Hardly any other contemporary artist has devoted himself to searching for traces left behind by different ways of life in the 19th and 20th centuries as the Canadian Rodney Graham (*1949). Since the 1970s, he has been working on a rhizome-like, conceptual oeuvre that has never shied away from new jumps in time or genre. His work combines film, photography, installation, performance, painting, literature and music. Graham, who, along with artists such as Jeff Wall or Stan Douglas, belongs to the “Vancouver School,” appropriates styles, trends and discourses from the era of romanticism through to post-modernity, commenting or expanding on them or rethinking them with an understated irony. His sources of inspiration range from greats such as Sigmund Freud, Richard Wagner or Edgar Allan Poe to pop icons like Kurt Cobain.

The Museum Frieder Burda is pleased to present, in close co-operation with the artist himself, an exhibition of his photo light boxes from 2000 to the present. The central focus is on the manifold ways in which Graham has staged himself. He always gives the impression of a melancholy time traveler, a modern-day Buster Keaton, negotiating the trials and tribulations of modern culture in various guises and in doing so, slipping into the role of producer, observer or mediator.

The exhibition begins on the ground floor of the museum with the monumental triptychAntiquarian Sleeping in his Shop from 2017. In it, Graham portrays a collector who has nodded off while reading in his shop, which is decorated with antiques and curios. Graham collected the props for the project himself in the antique and bric-a-brac stores of Vancouver. His work can be viewed as a multi-layered allegory for a retreat to eclectic styles and nostalgic inner worlds.

His Media Studies 77 (2016), which is being displayed on the mezzanine, seems like a parody of media research and academia in the post-factual world we live in today.

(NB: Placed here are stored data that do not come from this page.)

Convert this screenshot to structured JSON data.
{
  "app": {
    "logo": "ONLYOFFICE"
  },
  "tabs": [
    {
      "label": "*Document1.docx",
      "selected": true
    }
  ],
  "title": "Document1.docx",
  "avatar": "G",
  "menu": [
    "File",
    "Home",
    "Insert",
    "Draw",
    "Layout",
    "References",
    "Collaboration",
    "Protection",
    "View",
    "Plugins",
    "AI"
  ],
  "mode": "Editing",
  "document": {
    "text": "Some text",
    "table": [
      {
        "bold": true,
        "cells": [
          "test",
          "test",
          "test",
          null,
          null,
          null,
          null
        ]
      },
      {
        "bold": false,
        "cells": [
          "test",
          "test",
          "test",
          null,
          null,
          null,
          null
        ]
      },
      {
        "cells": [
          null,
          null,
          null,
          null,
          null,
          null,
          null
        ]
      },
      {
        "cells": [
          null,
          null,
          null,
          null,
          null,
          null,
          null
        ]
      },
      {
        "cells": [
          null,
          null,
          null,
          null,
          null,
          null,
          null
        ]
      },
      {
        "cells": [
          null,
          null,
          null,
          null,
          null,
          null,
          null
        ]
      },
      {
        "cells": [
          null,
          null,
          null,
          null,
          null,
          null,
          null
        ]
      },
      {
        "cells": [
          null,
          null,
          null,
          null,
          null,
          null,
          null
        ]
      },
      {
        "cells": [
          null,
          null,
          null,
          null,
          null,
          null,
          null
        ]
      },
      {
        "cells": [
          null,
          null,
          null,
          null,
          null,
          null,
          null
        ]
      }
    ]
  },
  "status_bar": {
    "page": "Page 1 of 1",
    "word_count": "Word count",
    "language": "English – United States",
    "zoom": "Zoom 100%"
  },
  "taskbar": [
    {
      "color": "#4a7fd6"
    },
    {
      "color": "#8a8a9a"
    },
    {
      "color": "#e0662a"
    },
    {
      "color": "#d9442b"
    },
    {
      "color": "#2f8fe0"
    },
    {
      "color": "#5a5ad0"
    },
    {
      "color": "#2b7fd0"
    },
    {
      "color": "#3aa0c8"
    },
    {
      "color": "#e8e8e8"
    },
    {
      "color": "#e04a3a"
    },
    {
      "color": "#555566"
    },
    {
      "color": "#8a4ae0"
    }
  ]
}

In this case, Graham adopts the role of a dandy-like professor. If the medium is the message, as postulated by the Canadian media scholar Marshall McLuhan in 1964, it, along with its entire discourses, has been reduced to a simple surface. The screen is dark, the blackboards are blank; the only message in the entire room is the self-staging of the teacher. At the same time, Graham transforms this scene into a surface composition with abstract and monochrome elements, an allusion to the art of post-war modernity, abstract expressionism or the video art of the 1970s.

Upstairs in the museum are key works from the last decade—light boxes, many of which feature Graham’s best-known incarnations. They include, for example, the roles of the amateur painter, the camera salesman, the craftsman, the “Rambling Man” and the cowboy. All of Graham’s light boxes, including his still-life-like arrangements, teem with references. He constantly undermines the lines between high and mass culture and connects banal, everyday contexts with elaborate allusions to art history and intellectual history. Graham’s caricaturistic images simultaneously question the role of the artist and, like theNewspaper Man, the complex mechanisms of the distribution and reproduction of cultural goods.